O deputado federal Gustavo Gayer (PL-GO) declarou ter passado por um processo de amadurecimento político e agora disputa uma vaga no Senado. O parlamentar afirma que a Casa é a única solução para corrigir abusos de poder do Supremo Tribunal Federal (STF) e devolver o equilíbrio democrático ao país.
Gayer, de 45 anos, foi o segundo candidato mais votado em Goiás nas eleições de 2022, com mais de 200 mil votos. Ele admite que a imagem de combatividade construída nas redes sociais se tornou, em certa medida, uma caricatura, e que agora busca um diálogo ampliado, inclusive com adversários ideológicos.

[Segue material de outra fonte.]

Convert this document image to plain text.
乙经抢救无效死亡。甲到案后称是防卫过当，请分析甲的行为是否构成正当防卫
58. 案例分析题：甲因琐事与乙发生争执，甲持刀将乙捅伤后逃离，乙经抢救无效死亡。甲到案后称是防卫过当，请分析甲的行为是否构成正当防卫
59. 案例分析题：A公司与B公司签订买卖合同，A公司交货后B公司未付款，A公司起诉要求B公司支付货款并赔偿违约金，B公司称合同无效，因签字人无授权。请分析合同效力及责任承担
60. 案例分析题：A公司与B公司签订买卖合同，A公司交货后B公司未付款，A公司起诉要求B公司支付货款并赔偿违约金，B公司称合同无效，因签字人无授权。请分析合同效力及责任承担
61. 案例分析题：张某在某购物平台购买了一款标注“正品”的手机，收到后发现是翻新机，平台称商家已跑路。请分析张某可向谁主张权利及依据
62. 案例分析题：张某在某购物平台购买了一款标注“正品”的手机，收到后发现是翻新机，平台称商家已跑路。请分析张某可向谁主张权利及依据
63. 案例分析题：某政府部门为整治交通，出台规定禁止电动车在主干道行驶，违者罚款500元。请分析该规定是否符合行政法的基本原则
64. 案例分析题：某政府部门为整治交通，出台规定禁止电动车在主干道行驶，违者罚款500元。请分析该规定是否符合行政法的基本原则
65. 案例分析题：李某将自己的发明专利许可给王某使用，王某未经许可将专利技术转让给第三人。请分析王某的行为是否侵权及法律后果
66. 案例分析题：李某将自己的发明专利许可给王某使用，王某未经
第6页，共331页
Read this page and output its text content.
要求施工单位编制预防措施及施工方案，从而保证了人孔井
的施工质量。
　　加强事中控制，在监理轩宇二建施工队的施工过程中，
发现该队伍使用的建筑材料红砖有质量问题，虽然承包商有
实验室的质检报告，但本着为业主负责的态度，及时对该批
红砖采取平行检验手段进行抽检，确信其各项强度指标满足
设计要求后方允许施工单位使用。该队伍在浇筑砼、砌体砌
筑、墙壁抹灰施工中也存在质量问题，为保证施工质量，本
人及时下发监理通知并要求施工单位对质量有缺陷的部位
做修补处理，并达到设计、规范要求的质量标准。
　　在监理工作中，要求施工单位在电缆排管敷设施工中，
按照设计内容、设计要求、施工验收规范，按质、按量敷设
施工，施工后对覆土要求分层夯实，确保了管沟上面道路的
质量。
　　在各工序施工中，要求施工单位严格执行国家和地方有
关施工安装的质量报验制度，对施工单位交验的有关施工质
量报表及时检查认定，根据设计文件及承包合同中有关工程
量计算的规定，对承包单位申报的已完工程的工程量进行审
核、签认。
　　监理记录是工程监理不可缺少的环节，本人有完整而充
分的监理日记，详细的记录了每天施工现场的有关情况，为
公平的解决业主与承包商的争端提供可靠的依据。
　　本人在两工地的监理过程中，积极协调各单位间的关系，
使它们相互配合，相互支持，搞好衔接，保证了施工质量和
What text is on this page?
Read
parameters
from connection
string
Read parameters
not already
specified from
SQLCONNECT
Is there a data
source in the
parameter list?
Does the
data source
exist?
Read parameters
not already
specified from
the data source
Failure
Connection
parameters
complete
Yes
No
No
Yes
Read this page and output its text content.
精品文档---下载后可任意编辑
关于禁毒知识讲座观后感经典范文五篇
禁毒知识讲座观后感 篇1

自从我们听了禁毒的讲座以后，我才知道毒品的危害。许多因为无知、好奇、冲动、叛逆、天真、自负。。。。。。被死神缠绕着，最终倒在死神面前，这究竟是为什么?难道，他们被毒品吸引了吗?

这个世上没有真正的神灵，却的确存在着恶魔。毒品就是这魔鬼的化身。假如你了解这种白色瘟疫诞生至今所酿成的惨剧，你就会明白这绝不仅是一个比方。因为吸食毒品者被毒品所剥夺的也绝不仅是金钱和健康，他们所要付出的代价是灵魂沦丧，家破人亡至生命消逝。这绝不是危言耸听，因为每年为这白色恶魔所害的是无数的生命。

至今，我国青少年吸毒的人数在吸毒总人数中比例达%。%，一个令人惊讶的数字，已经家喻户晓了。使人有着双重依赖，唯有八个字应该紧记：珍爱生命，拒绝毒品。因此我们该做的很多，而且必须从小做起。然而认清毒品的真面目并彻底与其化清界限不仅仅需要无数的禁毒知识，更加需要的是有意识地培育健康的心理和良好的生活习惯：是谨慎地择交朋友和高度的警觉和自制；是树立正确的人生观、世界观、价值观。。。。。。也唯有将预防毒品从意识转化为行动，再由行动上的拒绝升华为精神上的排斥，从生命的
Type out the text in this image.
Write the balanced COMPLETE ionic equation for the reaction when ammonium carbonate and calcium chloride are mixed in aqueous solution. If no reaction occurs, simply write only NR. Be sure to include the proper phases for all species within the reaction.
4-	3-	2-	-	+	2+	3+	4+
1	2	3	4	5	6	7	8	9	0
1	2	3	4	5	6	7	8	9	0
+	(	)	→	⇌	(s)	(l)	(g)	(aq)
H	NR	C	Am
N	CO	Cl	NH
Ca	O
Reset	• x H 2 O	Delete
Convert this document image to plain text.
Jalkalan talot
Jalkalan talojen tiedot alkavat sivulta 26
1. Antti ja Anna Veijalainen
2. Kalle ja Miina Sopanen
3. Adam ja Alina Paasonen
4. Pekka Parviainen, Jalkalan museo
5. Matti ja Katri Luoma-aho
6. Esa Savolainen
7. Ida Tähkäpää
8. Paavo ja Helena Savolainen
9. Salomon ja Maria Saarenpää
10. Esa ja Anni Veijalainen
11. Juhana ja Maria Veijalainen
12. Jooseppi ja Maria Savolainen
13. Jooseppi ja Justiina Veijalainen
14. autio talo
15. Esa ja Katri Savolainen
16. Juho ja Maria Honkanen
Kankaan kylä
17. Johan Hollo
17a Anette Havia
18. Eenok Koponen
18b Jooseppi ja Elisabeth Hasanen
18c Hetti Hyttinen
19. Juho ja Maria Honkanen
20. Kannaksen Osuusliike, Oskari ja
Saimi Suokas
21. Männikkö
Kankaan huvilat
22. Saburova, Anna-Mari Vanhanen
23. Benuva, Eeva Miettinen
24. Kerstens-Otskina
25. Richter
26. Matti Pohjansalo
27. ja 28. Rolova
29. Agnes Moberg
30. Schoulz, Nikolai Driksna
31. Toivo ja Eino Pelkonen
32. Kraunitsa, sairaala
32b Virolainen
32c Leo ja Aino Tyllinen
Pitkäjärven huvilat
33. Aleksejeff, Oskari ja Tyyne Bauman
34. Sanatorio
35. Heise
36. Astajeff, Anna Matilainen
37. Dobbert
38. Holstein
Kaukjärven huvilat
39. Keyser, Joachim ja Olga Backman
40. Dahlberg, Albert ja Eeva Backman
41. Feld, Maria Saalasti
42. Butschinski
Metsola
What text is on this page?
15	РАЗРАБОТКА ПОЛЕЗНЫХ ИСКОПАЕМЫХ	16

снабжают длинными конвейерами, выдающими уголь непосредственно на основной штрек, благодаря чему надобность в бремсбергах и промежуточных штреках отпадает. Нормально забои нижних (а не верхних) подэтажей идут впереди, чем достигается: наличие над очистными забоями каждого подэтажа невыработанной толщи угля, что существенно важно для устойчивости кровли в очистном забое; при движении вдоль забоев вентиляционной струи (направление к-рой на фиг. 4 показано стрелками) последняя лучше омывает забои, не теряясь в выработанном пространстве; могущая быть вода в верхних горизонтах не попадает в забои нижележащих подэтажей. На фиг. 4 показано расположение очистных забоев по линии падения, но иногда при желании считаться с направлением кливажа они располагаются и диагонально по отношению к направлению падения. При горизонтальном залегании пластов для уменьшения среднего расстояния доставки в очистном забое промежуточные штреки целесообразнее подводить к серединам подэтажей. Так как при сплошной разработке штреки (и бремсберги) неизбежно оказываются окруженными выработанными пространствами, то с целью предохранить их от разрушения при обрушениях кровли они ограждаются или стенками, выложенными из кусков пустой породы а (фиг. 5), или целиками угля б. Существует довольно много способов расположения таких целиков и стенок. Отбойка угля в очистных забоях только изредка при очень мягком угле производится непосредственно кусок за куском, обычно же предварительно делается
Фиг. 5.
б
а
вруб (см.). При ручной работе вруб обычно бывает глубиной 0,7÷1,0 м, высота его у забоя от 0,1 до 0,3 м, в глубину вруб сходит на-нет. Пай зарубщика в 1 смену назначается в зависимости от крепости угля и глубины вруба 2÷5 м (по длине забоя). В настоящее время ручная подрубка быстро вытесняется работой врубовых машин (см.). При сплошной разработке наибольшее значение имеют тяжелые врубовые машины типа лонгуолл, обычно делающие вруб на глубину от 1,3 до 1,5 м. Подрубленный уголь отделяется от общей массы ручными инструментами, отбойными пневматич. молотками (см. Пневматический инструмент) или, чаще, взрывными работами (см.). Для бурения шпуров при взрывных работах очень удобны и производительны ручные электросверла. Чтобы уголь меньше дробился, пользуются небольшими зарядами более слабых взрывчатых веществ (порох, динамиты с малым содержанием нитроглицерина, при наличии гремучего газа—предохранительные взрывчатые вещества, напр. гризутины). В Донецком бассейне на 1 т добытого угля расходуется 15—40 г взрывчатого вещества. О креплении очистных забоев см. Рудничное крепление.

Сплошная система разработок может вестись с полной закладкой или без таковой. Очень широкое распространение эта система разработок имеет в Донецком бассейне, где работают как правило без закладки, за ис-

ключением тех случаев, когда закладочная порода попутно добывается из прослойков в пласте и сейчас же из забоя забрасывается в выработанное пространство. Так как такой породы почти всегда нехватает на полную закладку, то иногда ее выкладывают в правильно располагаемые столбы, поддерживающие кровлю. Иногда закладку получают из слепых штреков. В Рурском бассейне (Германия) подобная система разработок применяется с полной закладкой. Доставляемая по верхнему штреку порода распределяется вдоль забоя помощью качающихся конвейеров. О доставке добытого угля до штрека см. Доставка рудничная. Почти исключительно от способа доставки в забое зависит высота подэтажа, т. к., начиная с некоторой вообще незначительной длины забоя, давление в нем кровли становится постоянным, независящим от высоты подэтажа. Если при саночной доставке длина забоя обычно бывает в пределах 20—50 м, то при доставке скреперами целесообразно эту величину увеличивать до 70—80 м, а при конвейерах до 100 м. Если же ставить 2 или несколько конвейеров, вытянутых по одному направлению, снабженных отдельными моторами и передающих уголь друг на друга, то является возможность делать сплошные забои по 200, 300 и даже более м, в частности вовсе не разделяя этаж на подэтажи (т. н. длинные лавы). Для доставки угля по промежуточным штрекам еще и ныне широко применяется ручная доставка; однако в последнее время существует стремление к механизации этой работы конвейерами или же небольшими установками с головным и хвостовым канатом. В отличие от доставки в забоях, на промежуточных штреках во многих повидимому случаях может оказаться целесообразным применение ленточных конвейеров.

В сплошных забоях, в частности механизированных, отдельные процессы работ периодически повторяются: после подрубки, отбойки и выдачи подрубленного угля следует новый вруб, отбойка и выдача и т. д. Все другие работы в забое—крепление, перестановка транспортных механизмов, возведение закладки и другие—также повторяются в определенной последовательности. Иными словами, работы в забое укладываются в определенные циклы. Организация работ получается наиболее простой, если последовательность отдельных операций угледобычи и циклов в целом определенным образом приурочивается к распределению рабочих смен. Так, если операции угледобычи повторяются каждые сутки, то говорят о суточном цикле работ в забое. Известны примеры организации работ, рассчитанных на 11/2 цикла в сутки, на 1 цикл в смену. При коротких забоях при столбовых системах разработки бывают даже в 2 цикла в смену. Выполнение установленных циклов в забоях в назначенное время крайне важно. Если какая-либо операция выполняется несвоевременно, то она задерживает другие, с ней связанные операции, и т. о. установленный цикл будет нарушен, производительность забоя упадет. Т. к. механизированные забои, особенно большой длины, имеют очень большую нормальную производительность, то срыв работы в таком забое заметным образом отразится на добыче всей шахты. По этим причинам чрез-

O deputado justifica a escolha pelo Senado em vez da reeleição para a Câmara dos Deputados alegando que os problemas centrais do Brasil, como a perseguição a jornalistas e o uso de inquéritos para destruir reputações, só podem ser resolvidos na Casa maior. Segundo ele, o Senado deve garantir a execução do plano de governo do próximo presidente, Flávio Bolsonaro.
Sobre a dinâmica partidária em Goiás, Gayer explicou a mudança em acordos anteriores com a base do governador Daniel Vilela. A intenção inicial era evitar conflitos internos para fortalecer a direita no segundo turno, mas o cenário mudou após a confirmação de Wilder Morais como candidato do PL ao Palácio das Esmeraldas.
O parlamentar criticou a gestão atual, citando dados de colapso econômico com 44,8% dos adultos inadimplentes e um terço das empresas endividadas. Para ele, a permanência do governo Lula por mais um ano poderia levar o país a um ponto sem retorno.
Questionado sobre a dificuldade da direita em aprovar pautas mesmo com maioria no Congresso, Gayer afirmou que houve decepção com parlamentares de partidos de centro e direita. Segundo o deputado, votos em projetos foram negociados em troca de emendas parlamentares que variam entre R$ 5 milhões e R$ 15 milhões.